I confirm this issue. Have you found a workaround?

tansongchen commented 6 months ago

Sorry haven't got a chance to look at the breaking changes of v1.10. It looks strange since rrules are just some function overloading, shouldn't depend too much on language core...

YichengDWu commented 6 months ago

@ToucheSir Could you take a look?

ToucheSir commented 6 months ago

@mrazomej when cross-posting issues, please link back to the original so that readers have some context. In this case, there's plenty of background in https://github.com/FluxML/Zygote.jl/issues/1502. We also have a Slack discussion in the #autodiff channel about ideas to fix this. It may be that changes made in the Julia compiler need to be reverted.
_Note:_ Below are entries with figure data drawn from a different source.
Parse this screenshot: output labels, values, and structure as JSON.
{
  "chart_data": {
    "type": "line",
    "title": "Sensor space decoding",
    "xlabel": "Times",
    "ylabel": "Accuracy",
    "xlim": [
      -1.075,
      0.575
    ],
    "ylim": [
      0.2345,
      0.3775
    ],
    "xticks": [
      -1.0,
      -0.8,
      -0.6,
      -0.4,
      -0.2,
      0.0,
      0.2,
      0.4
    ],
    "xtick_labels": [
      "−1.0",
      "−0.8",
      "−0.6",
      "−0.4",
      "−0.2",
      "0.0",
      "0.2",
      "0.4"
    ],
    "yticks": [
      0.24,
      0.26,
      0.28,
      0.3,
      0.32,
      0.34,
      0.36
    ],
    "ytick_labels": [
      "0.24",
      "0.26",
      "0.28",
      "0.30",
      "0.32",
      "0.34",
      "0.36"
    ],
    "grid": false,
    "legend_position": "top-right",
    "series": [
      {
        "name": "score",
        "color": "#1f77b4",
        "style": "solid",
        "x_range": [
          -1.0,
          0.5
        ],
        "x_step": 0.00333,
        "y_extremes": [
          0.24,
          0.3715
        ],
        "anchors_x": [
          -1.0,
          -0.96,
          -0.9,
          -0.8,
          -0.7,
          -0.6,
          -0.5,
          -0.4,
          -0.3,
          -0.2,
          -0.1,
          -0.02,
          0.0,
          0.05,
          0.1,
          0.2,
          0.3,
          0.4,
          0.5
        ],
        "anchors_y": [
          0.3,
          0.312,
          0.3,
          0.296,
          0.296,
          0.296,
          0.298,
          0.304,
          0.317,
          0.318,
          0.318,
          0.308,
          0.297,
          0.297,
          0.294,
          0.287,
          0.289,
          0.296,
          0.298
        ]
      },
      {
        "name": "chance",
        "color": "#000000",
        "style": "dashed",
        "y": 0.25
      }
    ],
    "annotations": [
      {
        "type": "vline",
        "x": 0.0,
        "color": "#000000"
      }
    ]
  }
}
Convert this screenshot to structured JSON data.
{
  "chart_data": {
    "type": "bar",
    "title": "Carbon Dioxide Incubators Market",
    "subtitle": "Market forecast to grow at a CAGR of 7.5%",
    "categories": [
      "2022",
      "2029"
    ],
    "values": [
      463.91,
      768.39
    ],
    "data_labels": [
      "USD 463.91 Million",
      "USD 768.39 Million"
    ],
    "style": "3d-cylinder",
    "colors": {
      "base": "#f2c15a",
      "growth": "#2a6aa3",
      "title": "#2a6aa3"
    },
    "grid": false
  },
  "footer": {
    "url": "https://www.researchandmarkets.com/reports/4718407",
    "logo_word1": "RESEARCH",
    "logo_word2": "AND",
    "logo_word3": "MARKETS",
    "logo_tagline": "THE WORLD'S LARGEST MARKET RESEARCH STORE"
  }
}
mBarreau commented 6 months ago

Hi all,

If we want to solve this issue, we will need to put more effort into it. From the slack discussion, it appears that we need to provide the simplest MWE possible. If we use Zygote.gradients on Taylor diff.derivative, we indeed get the error. How can we delete the dependency on TaylorDiff? I don't understand well enough the package to do this. @tansongchen , can you do that?

Then we can post an issue in Zygote.